Officials from the finance ministry and the central bank have started discussions on the new circular

rbi, reserve bank of india
Arup Roychoudhury New Delhi
3 min read Last Updated : Apr 06 2019 | 3:04 AM IST
The Reserve Bank of India (RBI) is likely to seek the approval of the Election Commission (EC) before releasing its new set of guidelines to banks, which will replace its February 12 circular that was quashed by the Supreme Court earlier this week. The new circular is expected to be out in the coming week.
 
“While the matter of issuing a circular does not relate to publicity or elections in any way, the Election Commission does have a remit over any new announcement. As a matter of formality, the RBI will seek the EC’s permission before issuing the new circular,” said a top government official.
 
Officials from the finance ministry and the central bank have started discussions on the new circular. These discussions will also include Finance Minister Arun Jaitley and RBI Governor Shaktikanta Das talking to each other. As reported earlier, the government is planning to authorise the RBI to refer companies to the Insolvency and Bankruptcy Code (IBC) on a case-by-case basis.
 
The EC’s Model Code of Conduct, in force from March 10 till the end of the Lok Sabha elections, restricts announcement of new schemes/projects and also grant of new reliefs after the announcement of elections (see box).
 
As reported earlier, the Centre’s view is that the Supreme Court verdict does not curtail the government’s powers to give directions to the RBI to initiate recovery proceedings. The government will invoke Section 35AA of Banking Regulation Act to soften the Supreme Court verdict on the February 12 circular.
 
This will be well within the rules set under the Banking Regulation Act and would be hard to challenge in court. Section 35AA of the Banking Regulation Act gives power to the central government to authorise the Reserve Bank “for issuing directions to banking companies to initiate insolvency resolution process.”
 
The Supreme Court ruling by Justice Rohinton Fali Nariman and Justice Vineet Saran largely centred on the fact that the RBI should have sought authorisation from the government before sending companies to the bankruptcy code on a case-by-case basis, as laid down under Section 35AA.
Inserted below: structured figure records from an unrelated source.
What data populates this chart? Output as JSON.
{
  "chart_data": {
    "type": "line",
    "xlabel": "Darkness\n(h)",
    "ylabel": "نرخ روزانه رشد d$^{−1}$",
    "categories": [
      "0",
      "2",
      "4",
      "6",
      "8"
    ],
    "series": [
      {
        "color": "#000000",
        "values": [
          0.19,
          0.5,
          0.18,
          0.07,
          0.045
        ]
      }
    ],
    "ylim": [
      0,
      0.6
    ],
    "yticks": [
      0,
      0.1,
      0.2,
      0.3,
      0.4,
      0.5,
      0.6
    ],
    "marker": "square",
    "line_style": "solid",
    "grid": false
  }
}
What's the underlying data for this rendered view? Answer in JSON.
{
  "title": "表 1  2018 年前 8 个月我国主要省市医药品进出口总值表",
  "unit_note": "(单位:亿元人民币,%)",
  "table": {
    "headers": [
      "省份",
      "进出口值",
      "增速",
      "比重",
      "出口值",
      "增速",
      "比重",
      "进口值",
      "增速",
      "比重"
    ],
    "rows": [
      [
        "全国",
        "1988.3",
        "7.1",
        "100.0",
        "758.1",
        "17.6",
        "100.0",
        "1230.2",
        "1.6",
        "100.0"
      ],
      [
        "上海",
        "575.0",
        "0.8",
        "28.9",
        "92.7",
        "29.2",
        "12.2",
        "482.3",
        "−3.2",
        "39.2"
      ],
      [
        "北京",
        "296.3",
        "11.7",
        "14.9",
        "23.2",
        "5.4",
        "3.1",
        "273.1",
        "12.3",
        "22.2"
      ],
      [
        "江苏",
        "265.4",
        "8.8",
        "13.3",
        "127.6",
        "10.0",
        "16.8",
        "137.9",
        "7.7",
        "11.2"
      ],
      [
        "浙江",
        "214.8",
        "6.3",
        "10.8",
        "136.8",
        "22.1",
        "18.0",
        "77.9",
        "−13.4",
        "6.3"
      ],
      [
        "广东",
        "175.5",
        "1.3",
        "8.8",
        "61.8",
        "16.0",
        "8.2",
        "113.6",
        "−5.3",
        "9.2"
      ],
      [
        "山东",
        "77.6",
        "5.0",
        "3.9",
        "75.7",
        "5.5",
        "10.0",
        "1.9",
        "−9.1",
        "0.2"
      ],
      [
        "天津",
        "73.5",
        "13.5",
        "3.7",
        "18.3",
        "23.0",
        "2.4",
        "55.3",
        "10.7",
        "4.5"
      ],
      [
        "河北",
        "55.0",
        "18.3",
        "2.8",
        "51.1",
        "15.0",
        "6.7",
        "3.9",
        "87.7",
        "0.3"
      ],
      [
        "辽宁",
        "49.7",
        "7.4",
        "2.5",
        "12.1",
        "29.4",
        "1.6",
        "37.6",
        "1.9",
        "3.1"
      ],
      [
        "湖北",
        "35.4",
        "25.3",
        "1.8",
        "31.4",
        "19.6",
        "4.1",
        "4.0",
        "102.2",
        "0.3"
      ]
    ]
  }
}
However, a circular such as February 12 nets a whole bunch of companies that meet the cut-off set by the central bank, in this case Rs 2,000 crore of outstanding debt for each account. The RBI had said if the account servicing has been delayed even by a day, it would be in default and a resolution process has to be drawn by the banks and if need be, referred to the National Company Law Tribunal (NCLT) under the Insolvency and Bankruptcy Code (IBC).
 
The February 12 circular affected 157 accounts, each with outstanding debt of at least Rs 2,000 crore, and totalling Rs 12 trillion-plus.
 
Former NITI Aayog vice-chairman Arvind Panagariya said at an event in New Delhi on Friday that the RBI will bring in another circular which is consistent with law. “The SC ruling does not impact existing cases going into IBC. None of the powers is gone,” he said.
 
What the rule says
 
Given that the new RBI circular may guide banks on dealing with non-performing assets before the option of taking them to IBC, it be broadly come under a ‘relief’, an official said.
The only specific guideline that the MCC contains for the RBI is that the “Reserve Bank of India may continue to take decisions unhindered on monetary policy issues”. Officials expect that the EC will have no issues with the new guideline.